My personal experience was a great lesson for me. After being here a few month;, It dawned on me that I should become more effortless in my bow drill technique. So, every day would see me up at the barn cranking out a fire. The first day saw almost instant success as did the second. The third day, with a cocky attitude, I decided to carve a new fireboard and spindle. No problem. But as hard as I tried, the spindle kept popping out, the hole kept deepening and slipping toward the edge, and my determination gave way to frustration and snarls until I finally threw the whole works across the barn and stomped away. Hours later, I returned fortified with a sunnier, refreshed attitude and some helpful hints from Mike. I felt like a kid who had thrown a temper tantrum after falling off her bike, yet with a little encouragement from an older brother, was ready to get back on that seat and give it another go. The equipment was retrieved and with the string of the bow slightly loosened, the spindle angled toward the center, and with sweat pouring from my brow, smoke poured from that very same hole; and the fire erupted through that tinder pile. The mice all scampered in various directions as I danced and yipped a victory celebration across the floor. Skills and attitude - they walk hand in hand.

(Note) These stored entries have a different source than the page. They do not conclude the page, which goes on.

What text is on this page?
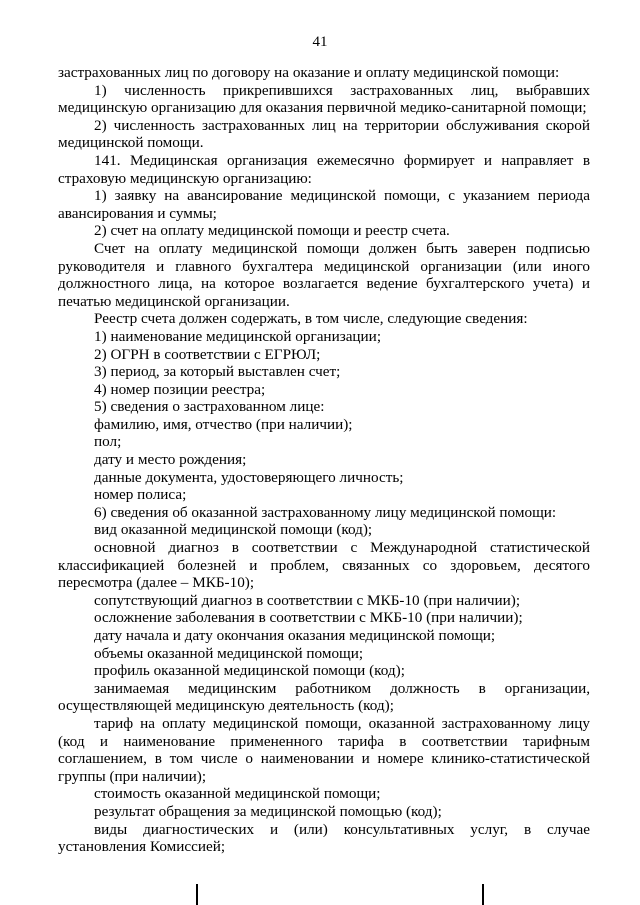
41

застрахованных лиц по договору на оказание и оплату медицинской помощи:

1) численность прикрепившихся застрахованных лиц, выбравших медицинскую организацию для оказания первичной медико-санитарной помощи;

2) численность застрахованных лиц на территории обслуживания скорой медицинской помощи.

141. Медицинская организация ежемесячно формирует и направляет в страховую медицинскую организацию:

1) заявку на авансирование медицинской помощи, с указанием периода авансирования и суммы;

2) счет на оплату медицинской помощи и реестр счета.

Счет на оплату медицинской помощи должен быть заверен подписью руководителя и главного бухгалтера медицинской организации (или иного должностного лица, на которое возлагается ведение бухгалтерского учета) и печатью медицинской организации.

Реестр счета должен содержать, в том числе, следующие сведения:

1) наименование медицинской организации;

2) ОГРН в соответствии с ЕГРЮЛ;

3) период, за который выставлен счет;

4) номер позиции реестра;

5) сведения о застрахованном лице:

фамилию, имя, отчество (при наличии);

пол;

дату и место рождения;

данные документа, удостоверяющего личность;

номер полиса;

6) сведения об оказанной застрахованному лицу медицинской помощи:

вид оказанной медицинской помощи (код);

основной диагноз в соответствии с Международной статистической классификацией болезней и проблем, связанных со здоровьем, десятого пересмотра (далее – МКБ-10);

сопутствующий диагноз в соответствии с МКБ-10 (при наличии);

осложнение заболевания в соответствии с МКБ-10 (при наличии);

дату начала и дату окончания оказания медицинской помощи;

объемы оказанной медицинской помощи;

профиль оказанной медицинской помощи (код);

занимаемая медицинским работником должность в организации, осуществляющей медицинскую деятельность (код);

тариф на оплату медицинской помощи, оказанной застрахованному лицу (код и наименование примененного тарифа в соответствии тарифным соглашением, в том числе о наименовании и номере клинико-статистической группы (при наличии);

стоимость оказанной медицинской помощи;

результат обращения за медицинской помощью (код);

виды диагностических и (или) консультативных услуг, в случае установления Комиссией;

During one class this summer, there was a small 'group of students with what is usually described as a poor attitude. They started off well, but soon succumbed to frustration and despair. Day by day went past, and their firemaking sessions gave way to bitch sessions. Tom was too brass, the pace too hectic and hard to handle, the food was lousy and gave them no energy, there was not enough time to sleep. The more they complained, the less their skills improved. They kept telling each other to slow down and work at their own pace. There was no need to push themselves. One even expressed disappointment that we weren't all sitting under an oak tree hearing Tom tell stories about Stalking Wolf. It was pointed out that we were, after all. a survival school. In a survival situation there are things to do, and our part to play. We have a responsibility, and effort is required to live in harmony with our Mother Earth. If a thunderstorm is brewing and the temperature fast dropping, can we afford to "at our own pace" mellowly build a debris hut? If starving, do we simply sit and wait for a deer to approach and offer his life for ours? And for one instant, can we assume that Tom learned all his skills only by listening to Stalking Wolf spin yarns about his own teachers? Besides, Tom had years to listen to Stalking Wolf, while he has us for only a week.

So how did Tom attain the ability to start that bow drill in five strokes? Well, I guess Tom did have a big edge in being exposed to all this as a child; when the possibilities are endless and no one had told him yet that he couldn't do it, nor had he told himself. And let's not forget, he's been practicing so long now that the effort itself is minimal. For him, it's like striking a match!

As I write this, it seems effortless to have the tools of spelling, punctuation, reading and writing. Yet, I look back and can remember the hours of reciting the alphabet, tracing capital letters, and hesitantly sounding out simple words. But mixed in with all this effort, was the simple attitude of taking it for granted, as did those around me, that I would certainly be able to read.

So perhaps that's a helpful key. "Become as little children." Sure we are adults, so we have less time, and must push ourselves harder to overcome the insecurities and other walls we have erected over the years. But don't be afraid of the effort that the skills take. Use your determination and simply know the results will be achieved. If we see ourselves as children of the Earth Mother, then eventually we will be living in harmony with all her creatures and as naturally as the rest of them.